Ontem, atravessando a rua, esbarrei com uma daquelas pessoas que você
nem se lembra onde conheceu e tem que se esforçar para lembrar o nome.
Era algo como Bianca ou beatriz. Poderia também ser bruna. Tanto faz. Ela
sorriu e perguntou trivialidades de respostas automáticas como “tudo
bem?” e “como vai o trabalho?”. Retribuí todos os seus sorrisos e
respondi cordialmente as perguntas vazias, embora não tenha me estendido
no chatíssimo papo de elevador, mas então ela me fitou por alguns
segundos como quem quase hesita, quase trava, mas algo a fez mudar de
ideia e eu sabia o que viria depois disso. E veio. Ela me perguntou
sobre você.
Eu não estava preparado. Na verdade confesso que nunca estive. Como
se preparar para dizer em voz alta o que tenho negado para mim mesmo por
tanto tempo? Como olhar nos olhos de alguém, mesmo que um alguém
qualquer, e confessar que sua alma gêmea se foi? E você se foi. Não por
consequência do destino, mas por escolha. E essa é a parte que mais dói.

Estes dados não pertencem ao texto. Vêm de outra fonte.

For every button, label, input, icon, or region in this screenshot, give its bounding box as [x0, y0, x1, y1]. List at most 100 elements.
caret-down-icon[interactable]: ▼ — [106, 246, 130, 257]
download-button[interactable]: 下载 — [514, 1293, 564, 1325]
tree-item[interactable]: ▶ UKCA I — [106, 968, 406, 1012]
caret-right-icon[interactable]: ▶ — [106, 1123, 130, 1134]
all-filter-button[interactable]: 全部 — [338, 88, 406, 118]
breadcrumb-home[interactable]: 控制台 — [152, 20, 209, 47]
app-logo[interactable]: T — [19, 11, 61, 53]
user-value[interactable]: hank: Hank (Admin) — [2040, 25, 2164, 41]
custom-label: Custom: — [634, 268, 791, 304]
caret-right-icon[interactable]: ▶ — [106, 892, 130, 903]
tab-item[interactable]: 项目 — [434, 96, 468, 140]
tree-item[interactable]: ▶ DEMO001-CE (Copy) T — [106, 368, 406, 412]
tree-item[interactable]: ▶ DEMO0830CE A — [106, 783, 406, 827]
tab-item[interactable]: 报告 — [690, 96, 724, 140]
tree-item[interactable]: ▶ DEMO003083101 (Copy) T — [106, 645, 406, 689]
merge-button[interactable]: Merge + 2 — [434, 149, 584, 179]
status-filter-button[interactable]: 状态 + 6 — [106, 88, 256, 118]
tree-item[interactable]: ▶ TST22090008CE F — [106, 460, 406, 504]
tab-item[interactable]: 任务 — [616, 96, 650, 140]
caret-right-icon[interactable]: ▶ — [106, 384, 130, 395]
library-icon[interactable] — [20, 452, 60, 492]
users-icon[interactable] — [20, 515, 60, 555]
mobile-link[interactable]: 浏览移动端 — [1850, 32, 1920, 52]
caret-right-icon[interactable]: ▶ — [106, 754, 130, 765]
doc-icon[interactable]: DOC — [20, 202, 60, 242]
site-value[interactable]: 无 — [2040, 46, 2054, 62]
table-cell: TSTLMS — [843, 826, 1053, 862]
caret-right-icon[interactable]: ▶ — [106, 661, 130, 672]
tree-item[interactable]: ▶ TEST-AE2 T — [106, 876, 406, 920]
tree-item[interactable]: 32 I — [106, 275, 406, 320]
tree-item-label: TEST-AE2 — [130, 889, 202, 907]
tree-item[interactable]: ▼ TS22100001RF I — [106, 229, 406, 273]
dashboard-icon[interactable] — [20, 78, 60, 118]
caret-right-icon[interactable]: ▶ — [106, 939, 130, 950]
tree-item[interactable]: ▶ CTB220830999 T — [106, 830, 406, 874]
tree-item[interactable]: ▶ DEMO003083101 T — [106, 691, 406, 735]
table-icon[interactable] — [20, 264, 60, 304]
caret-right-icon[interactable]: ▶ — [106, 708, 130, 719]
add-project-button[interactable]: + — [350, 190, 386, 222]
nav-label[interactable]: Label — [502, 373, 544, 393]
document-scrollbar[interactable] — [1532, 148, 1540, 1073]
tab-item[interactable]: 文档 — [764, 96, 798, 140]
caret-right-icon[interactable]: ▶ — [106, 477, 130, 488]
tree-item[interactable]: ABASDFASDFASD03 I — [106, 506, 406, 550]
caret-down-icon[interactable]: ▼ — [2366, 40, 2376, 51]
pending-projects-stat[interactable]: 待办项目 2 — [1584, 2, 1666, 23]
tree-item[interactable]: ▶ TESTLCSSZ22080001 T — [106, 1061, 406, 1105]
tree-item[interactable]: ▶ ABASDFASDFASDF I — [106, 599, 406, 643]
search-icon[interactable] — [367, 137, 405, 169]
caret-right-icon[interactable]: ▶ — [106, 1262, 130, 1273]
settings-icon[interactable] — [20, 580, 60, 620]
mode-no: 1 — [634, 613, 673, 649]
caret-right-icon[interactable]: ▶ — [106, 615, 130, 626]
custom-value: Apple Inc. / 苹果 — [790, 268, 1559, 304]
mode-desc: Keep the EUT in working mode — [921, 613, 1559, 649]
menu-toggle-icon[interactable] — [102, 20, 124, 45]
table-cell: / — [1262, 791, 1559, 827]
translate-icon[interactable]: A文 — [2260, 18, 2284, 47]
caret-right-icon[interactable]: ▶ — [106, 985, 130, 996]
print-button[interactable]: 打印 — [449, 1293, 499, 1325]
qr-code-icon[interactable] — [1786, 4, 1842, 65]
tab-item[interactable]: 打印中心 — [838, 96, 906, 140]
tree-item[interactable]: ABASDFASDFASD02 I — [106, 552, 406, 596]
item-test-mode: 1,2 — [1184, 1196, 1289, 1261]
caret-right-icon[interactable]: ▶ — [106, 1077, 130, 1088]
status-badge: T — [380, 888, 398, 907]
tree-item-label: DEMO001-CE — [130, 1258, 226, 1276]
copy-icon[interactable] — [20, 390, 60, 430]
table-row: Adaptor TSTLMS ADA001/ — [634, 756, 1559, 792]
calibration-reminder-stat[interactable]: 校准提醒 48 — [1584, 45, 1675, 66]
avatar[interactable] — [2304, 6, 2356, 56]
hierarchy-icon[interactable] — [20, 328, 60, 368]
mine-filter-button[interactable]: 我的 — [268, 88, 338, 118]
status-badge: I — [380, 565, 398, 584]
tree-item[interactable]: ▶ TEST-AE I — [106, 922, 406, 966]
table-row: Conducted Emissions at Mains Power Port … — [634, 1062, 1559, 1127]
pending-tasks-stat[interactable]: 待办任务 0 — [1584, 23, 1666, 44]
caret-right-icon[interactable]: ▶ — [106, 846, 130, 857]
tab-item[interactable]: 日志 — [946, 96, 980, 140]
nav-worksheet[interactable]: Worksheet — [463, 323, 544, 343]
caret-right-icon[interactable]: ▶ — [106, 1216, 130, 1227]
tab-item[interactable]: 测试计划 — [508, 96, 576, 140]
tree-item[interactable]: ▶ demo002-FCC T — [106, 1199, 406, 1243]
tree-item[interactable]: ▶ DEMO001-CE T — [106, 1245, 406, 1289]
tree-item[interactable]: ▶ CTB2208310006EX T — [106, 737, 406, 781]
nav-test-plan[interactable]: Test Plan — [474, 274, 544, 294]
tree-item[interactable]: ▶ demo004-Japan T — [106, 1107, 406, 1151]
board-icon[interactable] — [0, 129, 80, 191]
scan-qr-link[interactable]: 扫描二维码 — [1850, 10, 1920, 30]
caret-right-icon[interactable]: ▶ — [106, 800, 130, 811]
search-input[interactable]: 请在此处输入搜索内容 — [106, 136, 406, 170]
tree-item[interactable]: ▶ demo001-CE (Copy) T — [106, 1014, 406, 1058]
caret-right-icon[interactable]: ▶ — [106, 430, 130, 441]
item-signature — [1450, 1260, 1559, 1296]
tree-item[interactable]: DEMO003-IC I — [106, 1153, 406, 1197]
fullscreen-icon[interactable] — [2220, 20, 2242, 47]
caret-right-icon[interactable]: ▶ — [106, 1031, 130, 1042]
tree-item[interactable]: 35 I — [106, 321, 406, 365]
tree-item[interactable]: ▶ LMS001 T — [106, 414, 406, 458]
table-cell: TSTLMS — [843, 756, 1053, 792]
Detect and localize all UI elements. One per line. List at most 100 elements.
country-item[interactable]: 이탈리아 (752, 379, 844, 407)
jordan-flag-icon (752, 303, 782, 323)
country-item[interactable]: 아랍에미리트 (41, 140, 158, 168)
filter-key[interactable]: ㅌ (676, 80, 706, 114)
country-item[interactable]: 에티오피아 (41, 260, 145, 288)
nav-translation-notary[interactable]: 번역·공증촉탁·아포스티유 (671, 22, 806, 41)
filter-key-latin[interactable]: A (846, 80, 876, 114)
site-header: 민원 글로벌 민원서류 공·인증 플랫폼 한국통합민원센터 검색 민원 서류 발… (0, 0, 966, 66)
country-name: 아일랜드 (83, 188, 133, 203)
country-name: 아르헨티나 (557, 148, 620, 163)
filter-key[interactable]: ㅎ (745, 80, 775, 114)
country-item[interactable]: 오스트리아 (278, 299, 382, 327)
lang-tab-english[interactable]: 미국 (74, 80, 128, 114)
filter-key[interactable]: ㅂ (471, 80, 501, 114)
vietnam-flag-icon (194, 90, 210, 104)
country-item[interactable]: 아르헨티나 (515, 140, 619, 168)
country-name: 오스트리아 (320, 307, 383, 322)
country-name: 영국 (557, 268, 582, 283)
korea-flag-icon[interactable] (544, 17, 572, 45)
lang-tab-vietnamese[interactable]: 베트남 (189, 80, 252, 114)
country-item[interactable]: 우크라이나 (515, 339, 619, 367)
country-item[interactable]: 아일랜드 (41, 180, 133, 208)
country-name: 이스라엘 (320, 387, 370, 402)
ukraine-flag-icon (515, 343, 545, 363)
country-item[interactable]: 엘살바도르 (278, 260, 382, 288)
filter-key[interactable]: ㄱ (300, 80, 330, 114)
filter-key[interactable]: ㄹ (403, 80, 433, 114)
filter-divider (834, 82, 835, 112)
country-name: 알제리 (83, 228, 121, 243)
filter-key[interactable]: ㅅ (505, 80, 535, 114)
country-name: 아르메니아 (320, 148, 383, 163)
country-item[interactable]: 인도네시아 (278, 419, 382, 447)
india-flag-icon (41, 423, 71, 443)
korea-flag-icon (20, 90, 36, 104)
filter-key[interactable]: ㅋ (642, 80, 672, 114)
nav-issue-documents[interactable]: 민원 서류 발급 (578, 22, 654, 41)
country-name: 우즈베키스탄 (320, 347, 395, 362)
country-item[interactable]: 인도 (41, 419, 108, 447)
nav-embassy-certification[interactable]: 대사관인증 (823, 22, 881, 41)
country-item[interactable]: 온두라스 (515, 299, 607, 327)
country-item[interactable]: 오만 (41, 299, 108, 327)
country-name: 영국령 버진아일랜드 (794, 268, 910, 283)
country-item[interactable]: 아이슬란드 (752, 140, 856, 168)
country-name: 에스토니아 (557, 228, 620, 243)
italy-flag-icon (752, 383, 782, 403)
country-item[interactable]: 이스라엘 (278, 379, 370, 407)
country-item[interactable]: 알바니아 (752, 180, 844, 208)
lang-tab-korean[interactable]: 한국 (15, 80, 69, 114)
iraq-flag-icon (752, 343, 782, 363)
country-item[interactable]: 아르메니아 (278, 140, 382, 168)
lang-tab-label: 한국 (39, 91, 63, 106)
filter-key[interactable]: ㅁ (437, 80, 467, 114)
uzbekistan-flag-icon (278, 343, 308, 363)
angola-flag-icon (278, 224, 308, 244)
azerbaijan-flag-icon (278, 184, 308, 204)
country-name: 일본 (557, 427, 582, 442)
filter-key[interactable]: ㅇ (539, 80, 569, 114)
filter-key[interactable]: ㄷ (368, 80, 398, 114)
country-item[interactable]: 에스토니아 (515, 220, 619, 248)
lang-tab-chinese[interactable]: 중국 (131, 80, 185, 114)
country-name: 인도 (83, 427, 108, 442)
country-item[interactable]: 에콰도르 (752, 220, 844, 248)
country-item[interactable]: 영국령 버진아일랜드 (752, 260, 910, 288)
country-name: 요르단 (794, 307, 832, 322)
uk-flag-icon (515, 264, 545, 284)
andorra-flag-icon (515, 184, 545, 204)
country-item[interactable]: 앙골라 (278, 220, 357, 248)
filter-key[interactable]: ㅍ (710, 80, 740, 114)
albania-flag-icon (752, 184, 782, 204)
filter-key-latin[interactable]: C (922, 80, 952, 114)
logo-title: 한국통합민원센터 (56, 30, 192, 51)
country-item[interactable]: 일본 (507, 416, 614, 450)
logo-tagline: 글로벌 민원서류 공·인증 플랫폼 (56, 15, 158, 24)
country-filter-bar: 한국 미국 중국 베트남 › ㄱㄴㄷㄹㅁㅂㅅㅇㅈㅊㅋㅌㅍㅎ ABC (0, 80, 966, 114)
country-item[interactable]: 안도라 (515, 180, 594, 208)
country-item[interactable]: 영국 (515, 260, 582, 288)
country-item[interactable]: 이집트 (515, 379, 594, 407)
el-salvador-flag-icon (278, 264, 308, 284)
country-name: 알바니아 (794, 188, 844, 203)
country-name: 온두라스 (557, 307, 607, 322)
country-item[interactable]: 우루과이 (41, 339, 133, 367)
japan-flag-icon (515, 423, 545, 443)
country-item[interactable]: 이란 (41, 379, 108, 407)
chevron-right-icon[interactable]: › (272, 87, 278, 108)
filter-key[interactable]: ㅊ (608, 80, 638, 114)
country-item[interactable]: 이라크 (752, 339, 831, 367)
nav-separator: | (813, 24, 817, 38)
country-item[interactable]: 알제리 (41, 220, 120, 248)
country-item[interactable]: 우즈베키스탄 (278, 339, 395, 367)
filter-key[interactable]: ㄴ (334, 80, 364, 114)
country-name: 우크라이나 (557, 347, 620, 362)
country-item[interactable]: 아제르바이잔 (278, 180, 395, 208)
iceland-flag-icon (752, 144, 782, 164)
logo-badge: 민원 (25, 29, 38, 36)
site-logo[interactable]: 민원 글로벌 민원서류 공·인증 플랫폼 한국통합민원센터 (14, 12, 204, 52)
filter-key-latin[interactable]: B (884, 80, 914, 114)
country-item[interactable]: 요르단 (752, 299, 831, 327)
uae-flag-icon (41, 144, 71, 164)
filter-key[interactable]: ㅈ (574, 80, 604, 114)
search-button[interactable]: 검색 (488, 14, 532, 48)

Essa é a parte que deixo quietinha, no canto mais escuro dentro de mim e
evito mexer, evito reviver, exceto nas madrugadas de insônia – essas
malditas – quando a garganta não segura mais, a cabeça não segura mais,
o coração não segura mais e eu te vomito em pensamentos dolorosos de
saudade e raiva.
E lá estava eu, parado, patético, cansado e mudo, revivendo a sua
ausência, no meio da rua, observando os carros passarem, as pessoas
passarem, a vida passar, implorando calado para que alguém me salvasse
daqueles longos segundos que me esfaqueavam lentamente.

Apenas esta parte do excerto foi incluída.